Introduction du N’ko dans l’enseignement : loi contraignante ou optionnelle ?

Dans son article, M. Condé et plusieurs défenseurs du projet de loi soutiennent que le gouvernement ne cherche pas à imposer le N’ko à travers la loi.  Pourtant, depuis que le régime Sekou avait refusé d’adopter le N’ko, les tentatives de recherche d’une décision politique imposant l’écriture au système d’enseignement guinéen sont menées sur plusieurs plans.  Interrogé par mosaiqueguinee.com en novembre 2017 sur l’état d’avancement des efforts de promotion du N’ko, Ibrahima Kanté, fils aîné de l’inventeur Souleymane Kanté, avait répondu : « Le N’ko n’a besoin qu’une décision politique, parce que quand vous partez en Guinée profonde, vous ne verrez aucune personne qui n’écrit pas le N’ko. Tout le monde l’écrit et le lit. Mais, nous ne pouvons pas imposer le N’ko à l’Etat guinéen ; le n’ko n’attend que cette décision politique pour l’intégrer au moins dans la faculté des langues. Il est enseigné partout dans le monde, en Guinée, on n’apprend nulle part, mais ne ce reste que la faculté des langues de Conakry l’enseigne. Nous allons poursuivre le combat, parce que c’est engagé et on se n’arrêtera pas, car les Blancs viennent apprendre se savoir, ils apprennent les chansons, les cantiques… »

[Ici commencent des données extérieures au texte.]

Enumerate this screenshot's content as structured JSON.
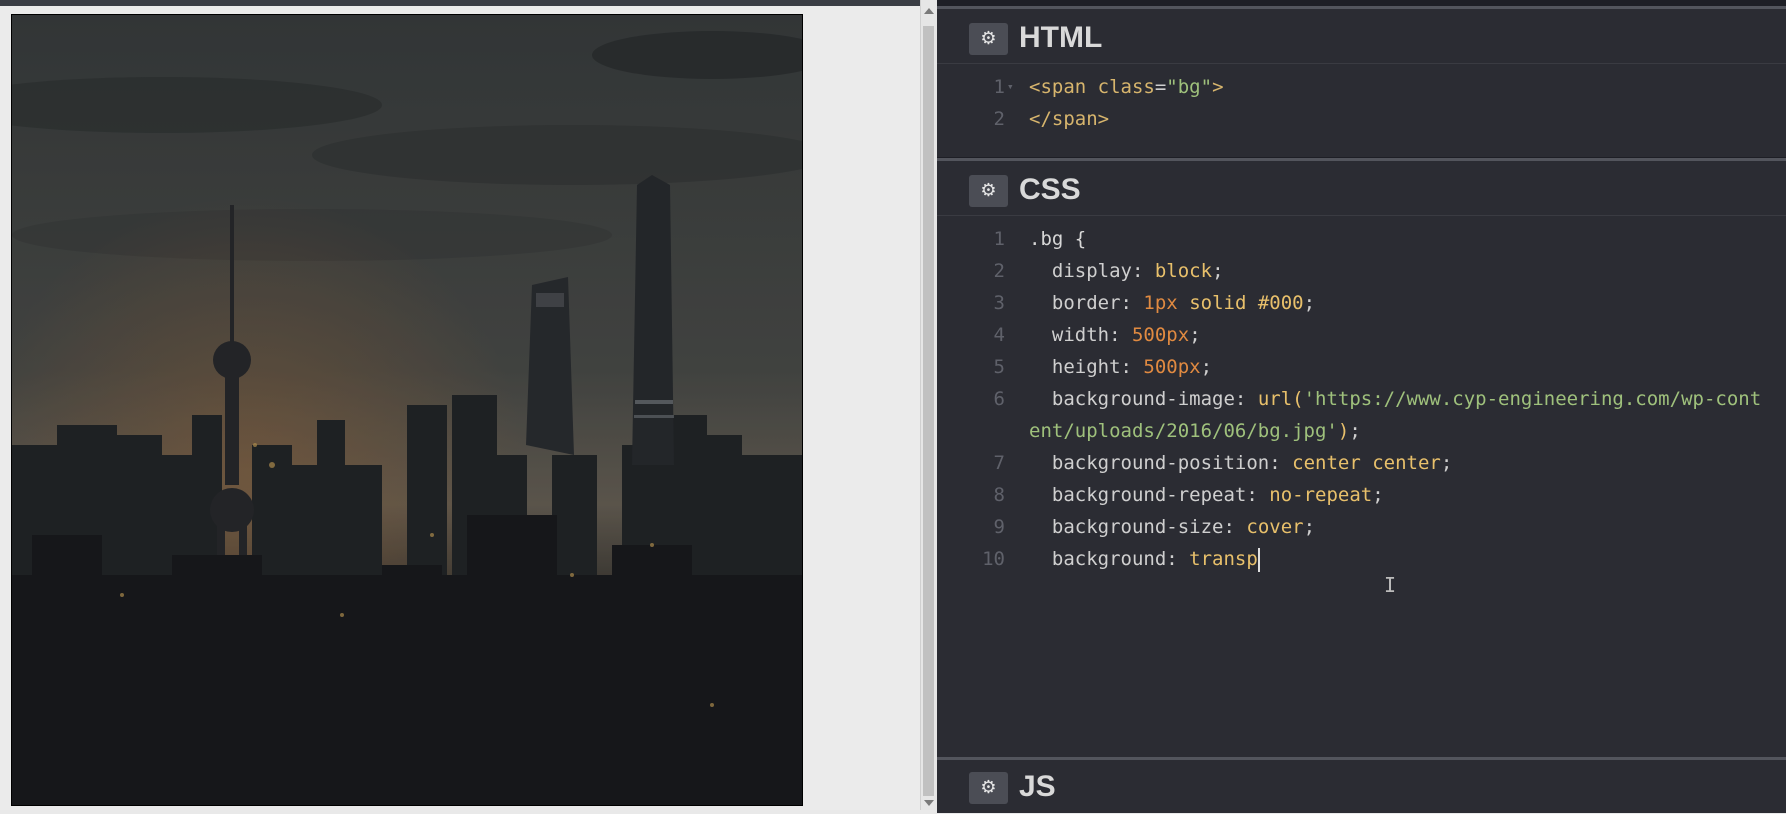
{
  "html_panel": {
    "title": "HTML",
    "settings_icon": "gear-icon",
    "lines": [
      {
        "n": "1",
        "parts": [
          {
            "c": "t-tag",
            "t": "<span "
          },
          {
            "c": "t-attr",
            "t": "class"
          },
          {
            "c": "t-punc",
            "t": "="
          },
          {
            "c": "t-str",
            "t": "\"bg\""
          },
          {
            "c": "t-tag",
            "t": ">"
          }
        ]
      },
      {
        "n": "2",
        "parts": [
          {
            "c": "t-tag",
            "t": "</span>"
          }
        ]
      }
    ]
  },
  "css_panel": {
    "title": "CSS",
    "settings_icon": "gear-icon",
    "lines": [
      {
        "n": "1",
        "parts": [
          {
            "c": "t-sel",
            "t": ".bg {"
          }
        ]
      },
      {
        "n": "2",
        "parts": [
          {
            "c": "t-prop",
            "t": "  display"
          },
          {
            "c": "t-punc",
            "t": ": "
          },
          {
            "c": "t-val",
            "t": "block"
          },
          {
            "c": "t-punc",
            "t": ";"
          }
        ]
      },
      {
        "n": "3",
        "parts": [
          {
            "c": "t-prop",
            "t": "  border"
          },
          {
            "c": "t-punc",
            "t": ": "
          },
          {
            "c": "t-num",
            "t": "1px"
          },
          {
            "c": "t-val",
            "t": " solid #000"
          },
          {
            "c": "t-punc",
            "t": ";"
          }
        ]
      },
      {
        "n": "4",
        "parts": [
          {
            "c": "t-prop",
            "t": "  width"
          },
          {
            "c": "t-punc",
            "t": ": "
          },
          {
            "c": "t-num",
            "t": "500px"
          },
          {
            "c": "t-punc",
            "t": ";"
          }
        ]
      },
      {
        "n": "5",
        "parts": [
          {
            "c": "t-prop",
            "t": "  height"
          },
          {
            "c": "t-punc",
            "t": ": "
          },
          {
            "c": "t-num",
            "t": "500px"
          },
          {
            "c": "t-punc",
            "t": ";"
          }
        ]
      },
      {
        "n": "6",
        "wrap": true,
        "parts": [
          {
            "c": "t-prop",
            "t": "  background-image"
          },
          {
            "c": "t-punc",
            "t": ": "
          },
          {
            "c": "t-val",
            "t": "url("
          },
          {
            "c": "t-str",
            "t": "'https://www.cyp-engineering.com/wp-content/uploads/2016/06/bg.jpg'"
          },
          {
            "c": "t-val",
            "t": ")"
          },
          {
            "c": "t-punc",
            "t": ";"
          }
        ]
      },
      {
        "n": "7",
        "parts": [
          {
            "c": "t-prop",
            "t": "  background-position"
          },
          {
            "c": "t-punc",
            "t": ": "
          },
          {
            "c": "t-val",
            "t": "center center"
          },
          {
            "c": "t-punc",
            "t": ";"
          }
        ]
      },
      {
        "n": "8",
        "parts": [
          {
            "c": "t-prop",
            "t": "  background-repeat"
          },
          {
            "c": "t-punc",
            "t": ": "
          },
          {
            "c": "t-val",
            "t": "no-repeat"
          },
          {
            "c": "t-punc",
            "t": ";"
          }
        ]
      },
      {
        "n": "9",
        "parts": [
          {
            "c": "t-prop",
            "t": "  background-size"
          },
          {
            "c": "t-punc",
            "t": ": "
          },
          {
            "c": "t-val",
            "t": "cover"
          },
          {
            "c": "t-punc",
            "t": ";"
          }
        ]
      },
      {
        "n": "10",
        "cursor": true,
        "parts": [
          {
            "c": "t-prop",
            "t": "  background"
          },
          {
            "c": "t-punc",
            "t": ": "
          },
          {
            "c": "t-val",
            "t": "transp"
          }
        ]
      }
    ]
  },
  "js_panel": {
    "title": "JS",
    "settings_icon": "gear-icon"
  },
  "preview": {
    "image_icon": "city-skyline-photo"
  }
}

Alpha Condé n’avait pas échappé à la pression des promoteurs de N’ko. Dès sa prise de fonction en 2011, l’une des décisions de ses 100 premiers jours au pouvoir sera un décret du 18 mars 2011 portant création d’un centre de recherche et de vulgarisation de N’ko sous l’autorité du Directeur National de la Recherche Scientifique et de l’Innovation Technologique (DNRSIT). Selon le décret, le Centre doit mettre en œuvre « la politique du gouvernement dans le domaine de la recherche et de la vulgarisation de N’Ko … de faire de l’écriture N’Ko, un moyen de vulgarisation de la science, de la technique et de la culture… de traduire et de transcrire : les manuels didactiques, les textes de loi et articles scientifiques, les messages d’éducation à la citoyenneté et les grandes orientations du gouvernement » Mais même Alpha Condé a dû oublier le décret, face à la réalité politique et économique de changer tout un système d’éducation pour accommoder le système d’écriture de la langue d’une des ethnies du pays.

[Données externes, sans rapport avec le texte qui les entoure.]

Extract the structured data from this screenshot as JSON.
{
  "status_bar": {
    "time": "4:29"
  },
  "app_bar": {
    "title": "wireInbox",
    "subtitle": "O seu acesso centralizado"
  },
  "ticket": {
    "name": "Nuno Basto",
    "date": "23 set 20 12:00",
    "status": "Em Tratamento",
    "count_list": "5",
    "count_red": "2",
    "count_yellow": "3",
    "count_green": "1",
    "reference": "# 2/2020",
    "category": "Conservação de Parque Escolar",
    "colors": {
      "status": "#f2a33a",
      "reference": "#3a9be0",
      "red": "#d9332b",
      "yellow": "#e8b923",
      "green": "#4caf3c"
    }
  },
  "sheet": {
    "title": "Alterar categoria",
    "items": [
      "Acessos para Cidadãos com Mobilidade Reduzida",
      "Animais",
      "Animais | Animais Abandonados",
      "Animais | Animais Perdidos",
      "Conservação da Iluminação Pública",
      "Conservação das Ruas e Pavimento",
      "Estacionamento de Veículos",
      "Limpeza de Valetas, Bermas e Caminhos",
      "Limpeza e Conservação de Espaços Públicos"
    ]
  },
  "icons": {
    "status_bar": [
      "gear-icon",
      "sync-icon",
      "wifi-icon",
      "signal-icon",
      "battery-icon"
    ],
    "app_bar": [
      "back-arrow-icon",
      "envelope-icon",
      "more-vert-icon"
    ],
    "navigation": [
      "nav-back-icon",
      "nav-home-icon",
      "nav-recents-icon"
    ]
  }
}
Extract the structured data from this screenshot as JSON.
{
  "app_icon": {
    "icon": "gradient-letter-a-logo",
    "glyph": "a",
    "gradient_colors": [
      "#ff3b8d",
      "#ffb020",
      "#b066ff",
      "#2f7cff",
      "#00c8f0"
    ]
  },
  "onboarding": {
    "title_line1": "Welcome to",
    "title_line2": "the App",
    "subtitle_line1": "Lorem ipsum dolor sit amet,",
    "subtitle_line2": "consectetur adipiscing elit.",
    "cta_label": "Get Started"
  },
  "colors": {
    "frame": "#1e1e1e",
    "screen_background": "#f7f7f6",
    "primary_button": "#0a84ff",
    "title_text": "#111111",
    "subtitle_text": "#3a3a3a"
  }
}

Afin de forcer la mise en application du décret, les promoteurs de N’ko entendent instrumentaliser l’Assemblée Nationale pour voter une loi déclarant le N’ko comme écriture nationale et l’introduire au système d’enseignement. Pour preuve de la volonté des promoteurs d’imposer le N’ko à tous les Guinéens, nous  renvoyons à la déclaration du Président du Groupe Parlementaire RPG faite aux députes le 4 juillet 2019 : « Après les explications de nos collègues, je proposerai et je suis convenu avec l’auteur de la proposition que la loi sur la l’alphabet Nko devait avoir deux étapes : une première étape, c’était d’abord la reconnaissance de l’écriture comme une écriture nationale et certainement par voie réglementaire, implémenter comment elle pouvait être enseignée dans les écoles. »

A cause de ces spécificités, l’écriture N’ko n’est utilisée que dans l’espace mandingue actuel. Les adeptes du N’ko essayent d’en faire un mode de transcription universel, capable de service toutes les langues. Il y donc des initiatives de lobby pour faire adopter le système comme « écriture nationale » dans l’espace mandingue. Ces initiales n’ont abouti dans aucun pays à cause des contraintes pratiques et le souci de préserver l’unité nationale. La langue malinké n’est lingua franca qu’en Haute Guinée et dans une certaine mesure en Guinée Forestière. La situation est différente au Mali où le bambara est parlé par 80% de la population. Malgré la situation linguistique favorable où une langue mandingue est le ligua franca du pays, le Mali a résisté à la pression d’imposer le N’ko comme écriture nationale.  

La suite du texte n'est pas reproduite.